We faced with an issue, that we couldn’t explain to ourselves. May be somebody here can help us.
We’ve got AGX Xavier, that we leverage to train custom YoloV4-tiny model (416x416). The inference performance with this model on Xavier is about 300 FPS while using TensorRT and Deepstream.
Recently we’ve rent an Oracle Cloud server with Tesla V100 16Gb on board and expected ~10x performance increase with most of the tasks we used to execute.
As we know V100 has exactly 10x more cores (512 to 5120) compared to Xavier AGX according to the hardware specs.
But unexpectedly, we see only slightly better performance compared to Xavier AGX:
the same 300FPS inference speed
2,5x training speed (on Darknet framework)
What are we doing wrong?
Some details on our environment:
Xavier:
32Gb Memory
ARM Processor
TensorRT 7
CUDA 10.2
First, your pipeline will use lot of Nvidia resources(CPU, codec, memory,…) but not only GPU. The performance of the whole pipeline depends on all components in the pipeline but not only inference.
Second, even consider the inference only, the different models will get different improve rates from Jetson AGX Xavier to Tesla V100. Please refer to Performance — DeepStream 6.1.1 Release documentation, the FaceDetectIR- ResNet18 model sample FPS on AGX Xavier is 2007 and 5578 on A100, but for PeopleNet- ResNet34 model, the FPS improve from 305 to 3345 with AGX Xavier and A100.
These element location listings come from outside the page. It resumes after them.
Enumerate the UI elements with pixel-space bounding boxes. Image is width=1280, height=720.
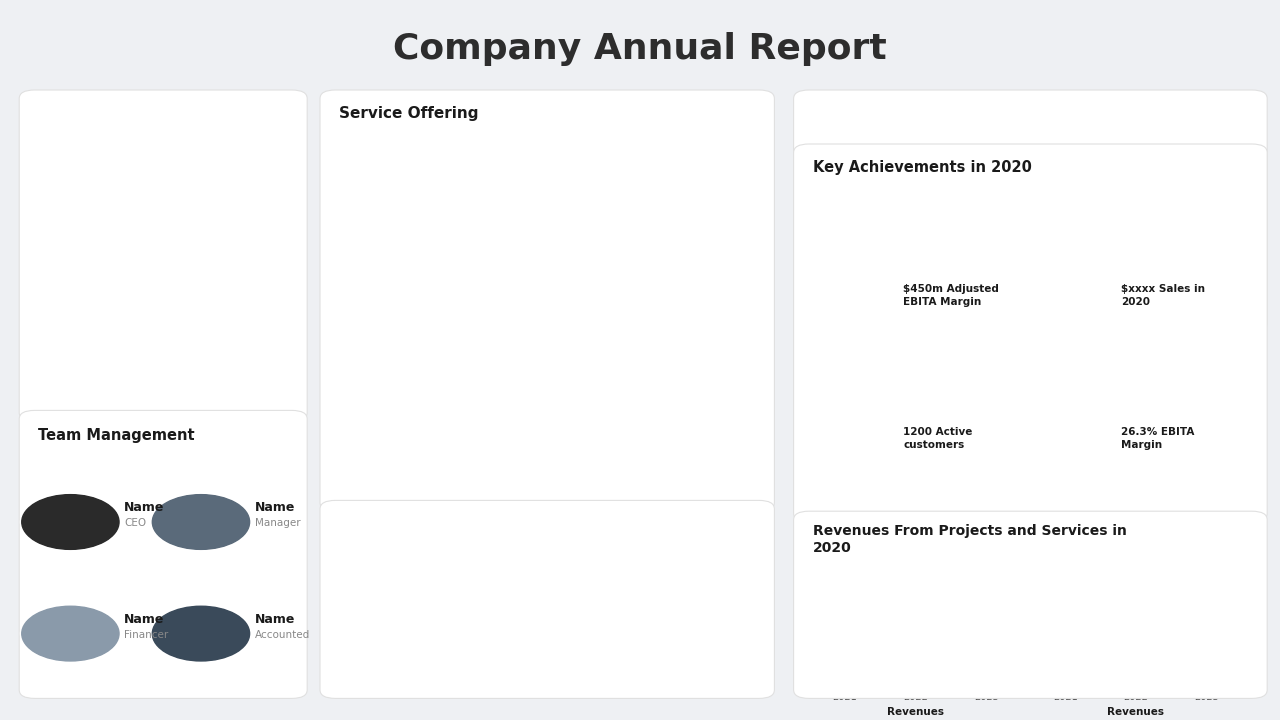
Bar — [984, 234, 1032, 313]
Text: We are leading IT consult company,
providing digital solutions services
to clien: We are leading IT consult company, provi… — [35, 161, 238, 216]
Text: Service Offering: Service Offering — [339, 106, 479, 121]
Text: Name: Name — [124, 501, 165, 514]
Text: Future Accomplishment: Future Accomplishment — [339, 611, 543, 626]
Text: Revenues From Projects and Services in
2020: Revenues From Projects and Services in 2… — [813, 524, 1126, 555]
Bar — [1046, 562, 1084, 688]
Text: Financial Review: Financial Review — [817, 102, 955, 117]
Wedge shape — [433, 338, 573, 420]
Bar — [1032, 174, 1078, 313]
Text: Message From Chairman: Message From Chairman — [35, 274, 238, 289]
X-axis label: Revenues: Revenues — [887, 706, 945, 716]
Text: Name: Name — [255, 613, 296, 626]
Wedge shape — [408, 295, 476, 369]
Text: 2020 was a successful year and we
achieved significant progress in
financial ter: 2020 was a successful year and we achiev… — [35, 328, 236, 369]
Text: Company Annual Report: Company Annual Report — [393, 32, 887, 66]
Bar — [883, 234, 931, 313]
Bar — [836, 179, 883, 313]
Text: $450m Adjusted
EBITA Margin: $450m Adjusted EBITA Margin — [904, 284, 998, 307]
Text: Name: Name — [124, 613, 165, 626]
Text: Accounted: Accounted — [255, 630, 310, 640]
Text: 1200 Active
customers: 1200 Active customers — [904, 427, 973, 451]
Bar — [896, 603, 936, 688]
Text: Financer: Financer — [124, 630, 169, 640]
Wedge shape — [836, 276, 855, 295]
Bar — [1188, 581, 1226, 688]
Bar — [1116, 603, 1156, 688]
Wedge shape — [855, 420, 874, 445]
Wedge shape — [1053, 276, 1073, 310]
Wedge shape — [433, 170, 535, 253]
Text: Company Brief: Company Brief — [35, 107, 156, 122]
Text: CEO: CEO — [124, 518, 146, 528]
Text: Name: Name — [255, 501, 296, 514]
Bar — [968, 581, 1006, 688]
Wedge shape — [1073, 420, 1088, 432]
Text: Pursuing strategic initiatives for sustainable growth
and market  leadership exc: Pursuing strategic initiatives for susta… — [339, 559, 645, 590]
Wedge shape — [836, 276, 874, 314]
Text: Team Management: Team Management — [38, 428, 195, 444]
Text: $xxxx Sales in
2020: $xxxx Sales in 2020 — [1121, 284, 1204, 307]
Text: 26.3% EBITA
Margin: 26.3% EBITA Margin — [1121, 427, 1194, 451]
Text: Foresighted strategies paved the way for
impactful growth and accomplishments.: Foresighted strategies paved the way for… — [339, 658, 582, 690]
Bar — [826, 562, 864, 688]
Text: Key Achievements in 2020: Key Achievements in 2020 — [813, 160, 1032, 175]
Wedge shape — [836, 420, 873, 457]
Wedge shape — [534, 170, 659, 415]
X-axis label: Revenues: Revenues — [1107, 706, 1165, 716]
Text: Our Growth Strategies: Our Growth Strategies — [339, 513, 532, 528]
Legend: Placeholder, Placeholder: Placeholder, Placeholder — [338, 492, 513, 502]
Bar — [1179, 253, 1226, 313]
Wedge shape — [1053, 420, 1092, 457]
Wedge shape — [408, 222, 476, 295]
Wedge shape — [1061, 276, 1092, 314]
Bar — [1132, 202, 1179, 313]
Text: Manager: Manager — [255, 518, 301, 528]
We conducted several experiments and figured out, that the bottleneck in most of our Deepstream pipelines was video decoder. No matter what you do, you won’t get more than 500 FPS of decoded video on the output of nvv4l2decoder. Seems like the HW decoder can’t be shared across multiple streams in a pipeline even if you try to connect them in parallel.
You also can’t involve more than one nvinfer at the same time (adding queue doesn’t help). If you try to connect them in parallel, looks like they are working in a blocking manner and the processing time grows linearly as the number of nvinfers in a pipeline grow.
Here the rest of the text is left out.